I disagree with the Respondent that this means the Officer did consider Dr. Lee’s letter. The above quoted comment was followed by the Officer noting that “there is little explanation submitted to clarify if Zhikun would choose to separate [the children] from himself and Huixian if they were return to China.”
As such, the Officer referred to the support letters only in the context of assessing the impact on the children should the Applicants depart for China without their children. The Officer did not consider the support letters in assessing the impact on the children should they relocate to China with their parents.
[16] For these reasons, I find the Decision unreasonable.
[17] The Applicants sought both a writ of certiorari quashing the Officer’s decision, as well as a writ of mandamus requiring that they be allowed to make further submissions (including at an interview if necessary), and that a different officer render a decision within 18 months of the Court’s order.

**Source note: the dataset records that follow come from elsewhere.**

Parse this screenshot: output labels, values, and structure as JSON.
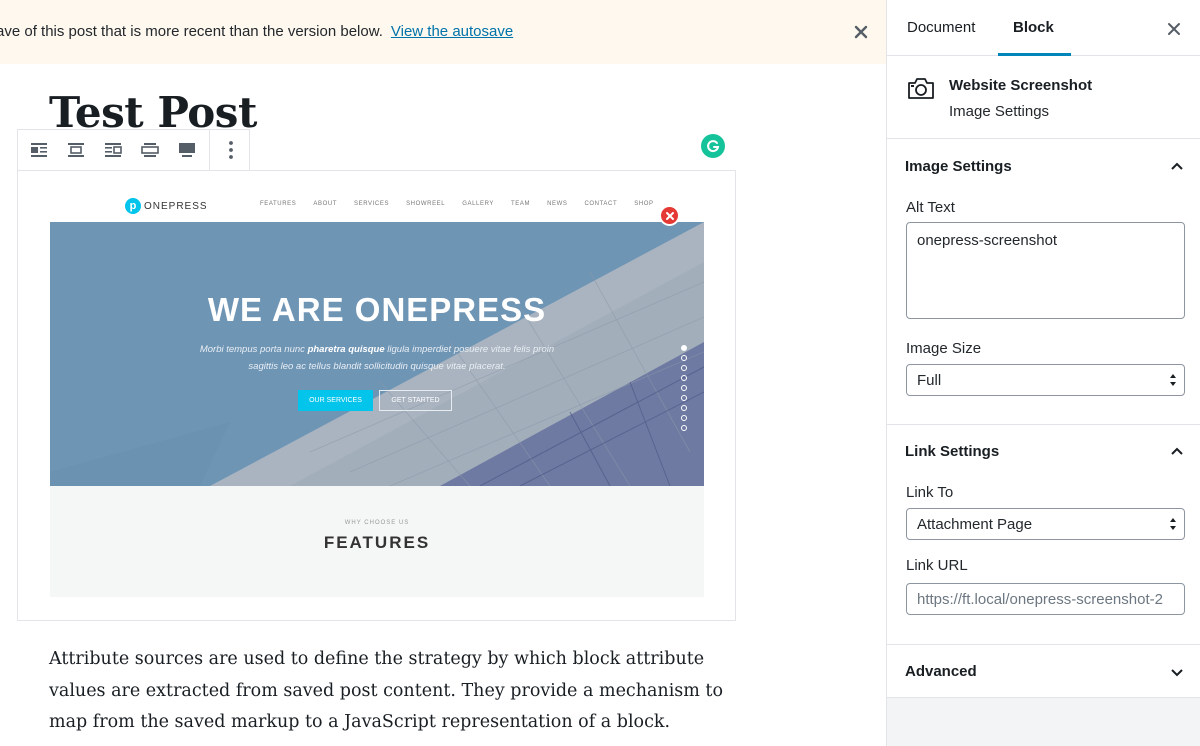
{
  "notice": {
    "text": "ave of this post that is more recent than the version below.",
    "link": "View the autosave"
  },
  "post": {
    "title": "Test Post",
    "paragraph": "Attribute sources are used to define the strategy by which block attribute values are extracted from saved post content. They provide a mechanism to map from the saved markup to a JavaScript representation of a block."
  },
  "toolbar": {
    "buttons": [
      "align-left-icon",
      "align-center-icon",
      "align-right-icon",
      "wide-width-icon",
      "full-width-icon",
      "more-options-icon"
    ]
  },
  "image": {
    "logo": "ONEPRESS",
    "logo_mark": "p",
    "menu": [
      "FEATURES",
      "ABOUT",
      "SERVICES",
      "SHOWREEL",
      "GALLERY",
      "TEAM",
      "NEWS",
      "CONTACT",
      "SHOP"
    ],
    "hero_title": "WE ARE ONEPRESS",
    "hero_sub_1": "Morbi tempus porta nunc ",
    "hero_sub_bold": "pharetra quisque",
    "hero_sub_2": " ligula imperdiet posuere vitae felis proin sagittis leo ac tellus blandit sollicitudin quisque vitae placerat.",
    "btn_primary": "OUR SERVICES",
    "btn_secondary": "GET STARTED",
    "features_kicker": "WHY CHOOSE US",
    "features_title": "FEATURES",
    "slider_dots": 9,
    "active_dot": 1
  },
  "sidebar": {
    "tabs": {
      "document": "Document",
      "block": "Block"
    },
    "block_card": {
      "title": "Website Screenshot",
      "description": "Image Settings"
    },
    "image_settings": {
      "title": "Image Settings",
      "alt_label": "Alt Text",
      "alt_value": "onepress-screenshot",
      "size_label": "Image Size",
      "size_value": "Full"
    },
    "link_settings": {
      "title": "Link Settings",
      "link_to_label": "Link To",
      "link_to_value": "Attachment Page",
      "url_label": "Link URL",
      "url_value": "https://ft.local/onepress-screenshot-2"
    },
    "advanced": {
      "title": "Advanced"
    }
  },
  "colors": {
    "accent": "#0085ba",
    "notice_bg": "#fef8ee",
    "link": "#0073aa",
    "onepress_cyan": "#03c4eb",
    "grammarly": "#15c39a",
    "remove": "#e53935"
  }
}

[18] The Respondent opposes these additional forms of relief, saying the Applicants have not provided evidence or argument in support of a timeline or for an interview, and that therefore the Court should decline to order them: Bashir v Canada (Citizenship and Immigration), 2023 FC 71 at para 21. The Respondent concludes that, since the Supreme Court of Canada’s decision in Baker v. Canada (Minister of Citizenship and Immigration), 1999 CanLII 699 (SCC), [1999] 2 S.C.R. 817, it has been held that H&C applications are assessed in writing without an interview: see e.g. Guxholli v Canada (Citizenship and Immigration), 2013 FC 1267 at [Guxholli] para 25 (per Justice de Montigny, as he then was).
[19] While I do not find Guxholli to be on point and I note that in certain circumstances, an officer may be required to call an interview as part of the H&C application process, I agree with the Respondent that the Applicants have failed to make out their case for a mandamus order. In any event, once this matter is returned for redetermination, the Applicants will have further opportunity to provide additional submissions. The Applicants may also request for an interview once a new officer is assigned to this matter.
[20] The application for judicial review is granted.
[21] There is no question for certification.